Первоприсутствующий граф Сиверс был попрежнему расположен к способному чиновнику и аккуратно оповещал его о своих музыкальных собраниях. Если же Глинка манкировал, Егор Карлович недоуменно вскидывал близорукие глаза: кто мог отвлечь молодого человека от Моцарта? Граф размышлял об этом и на службе и дома.
Именно в такую минуту к его сиятельству зашел Шарль Майер, только что кончивший урок с юной графиней Долли. Егор Карлович взял музыкального учителя под руку и молча прошелся с ним по кабинету.
– Не находите ли вы, сударь, – начал граф, – что весьма старательный чиновник, которого вы столь удачно рекомендовали моему вниманию, не оправдывает возложенных на него надежд?

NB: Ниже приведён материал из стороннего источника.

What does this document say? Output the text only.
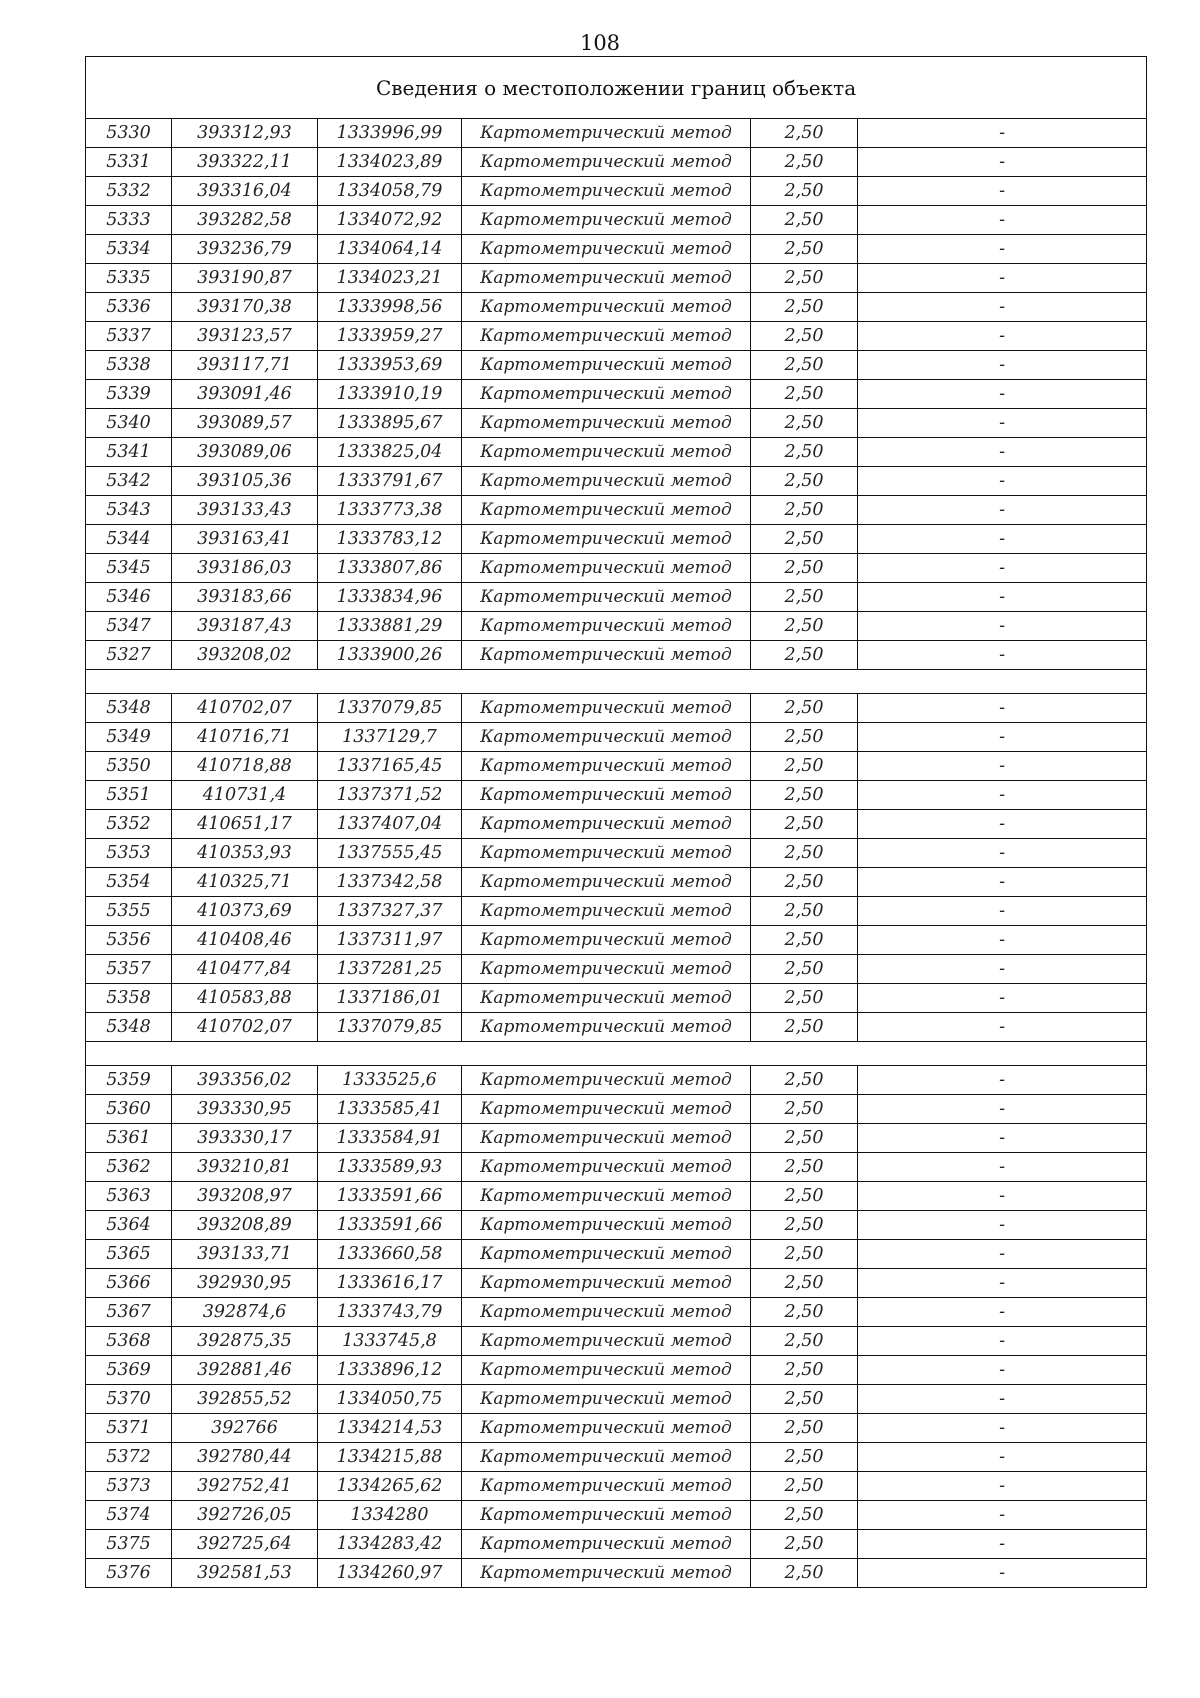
108
Сведения о местоположении границ объекта					
5330	393312,93	1333996,99	Картометрический метод	2,50	-
5331	393322,11	1334023,89	Картометрический метод	2,50	-
5332	393316,04	1334058,79	Картометрический метод	2,50	-
5333	393282,58	1334072,92	Картометрический метод	2,50	-
5334	393236,79	1334064,14	Картометрический метод	2,50	-
5335	393190,87	1334023,21	Картометрический метод	2,50	-
5336	393170,38	1333998,56	Картометрический метод	2,50	-
5337	393123,57	1333959,27	Картометрический метод	2,50	-
5338	393117,71	1333953,69	Картометрический метод	2,50	-
5339	393091,46	1333910,19	Картометрический метод	2,50	-
5340	393089,57	1333895,67	Картометрический метод	2,50	-
5341	393089,06	1333825,04	Картометрический метод	2,50	-
5342	393105,36	1333791,67	Картометрический метод	2,50	-
5343	393133,43	1333773,38	Картометрический метод	2,50	-
5344	393163,41	1333783,12	Картометрический метод	2,50	-
5345	393186,03	1333807,86	Картометрический метод	2,50	-
5346	393183,66	1333834,96	Картометрический метод	2,50	-
5347	393187,43	1333881,29	Картометрический метод	2,50	-
5327	393208,02	1333900,26	Картометрический метод	2,50	-

5348	410702,07	1337079,85	Картометрический метод	2,50	-
5349	410716,71	1337129,7	Картометрический метод	2,50	-
5350	410718,88	1337165,45	Картометрический метод	2,50	-
5351	410731,4	1337371,52	Картометрический метод	2,50	-
5352	410651,17	1337407,04	Картометрический метод	2,50	-
5353	410353,93	1337555,45	Картометрический метод	2,50	-
5354	410325,71	1337342,58	Картометрический метод	2,50	-
5355	410373,69	1337327,37	Картометрический метод	2,50	-
5356	410408,46	1337311,97	Картометрический метод	2,50	-
5357	410477,84	1337281,25	Картометрический метод	2,50	-
5358	410583,88	1337186,01	Картометрический метод	2,50	-
5348	410702,07	1337079,85	Картометрический метод	2,50	-

5359	393356,02	1333525,6	Картометрический метод	2,50	-
5360	393330,95	1333585,41	Картометрический метод	2,50	-
5361	393330,17	1333584,91	Картометрический метод	2,50	-
5362	393210,81	1333589,93	Картометрический метод	2,50	-
5363	393208,97	1333591,66	Картометрический метод	2,50	-
5364	393208,89	1333591,66	Картометрический метод	2,50	-
5365	393133,71	1333660,58	Картометрический метод	2,50	-
5366	392930,95	1333616,17	Картометрический метод	2,50	-
5367	392874,6	1333743,79	Картометрический метод	2,50	-
5368	392875,35	1333745,8	Картометрический метод	2,50	-
5369	392881,46	1333896,12	Картометрический метод	2,50	-
5370	392855,52	1334050,75	Картометрический метод	2,50	-
5371	392766	1334214,53	Картометрический метод	2,50	-
5372	392780,44	1334215,88	Картометрический метод	2,50	-
5373	392752,41	1334265,62	Картометрический метод	2,50	-
5374	392726,05	1334280	Картометрический метод	2,50	-
5375	392725,64	1334283,42	Картометрический метод	2,50	-
5376	392581,53	1334260,97	Картометрический метод	2,50	-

Шарль Майер не сразу уразумел, о ком идет речь, но, поняв, что граф говорит о Глинке, ответил:
– Могу вас уверить, ваше сиятельство, что этот молодой человек превзойдет все наши ожидания. Я не знаю, вправе ли я открыть доверенный мне секрет… – Но тут почтенный маэстро решился. – Я слышал удивительные арии и монументальные хоры, – говорил он, расхаживая с Егором Карловичем по кабинету. – Они способны потрясти душу и украсить лучшую из опер. Притом молодой человек образовал из сборных музыкантов первоклассный оркестр, и даже наемные певчие поют у него, как ангелы. Не могу понять, когда и где преуспел этот удивительный артист?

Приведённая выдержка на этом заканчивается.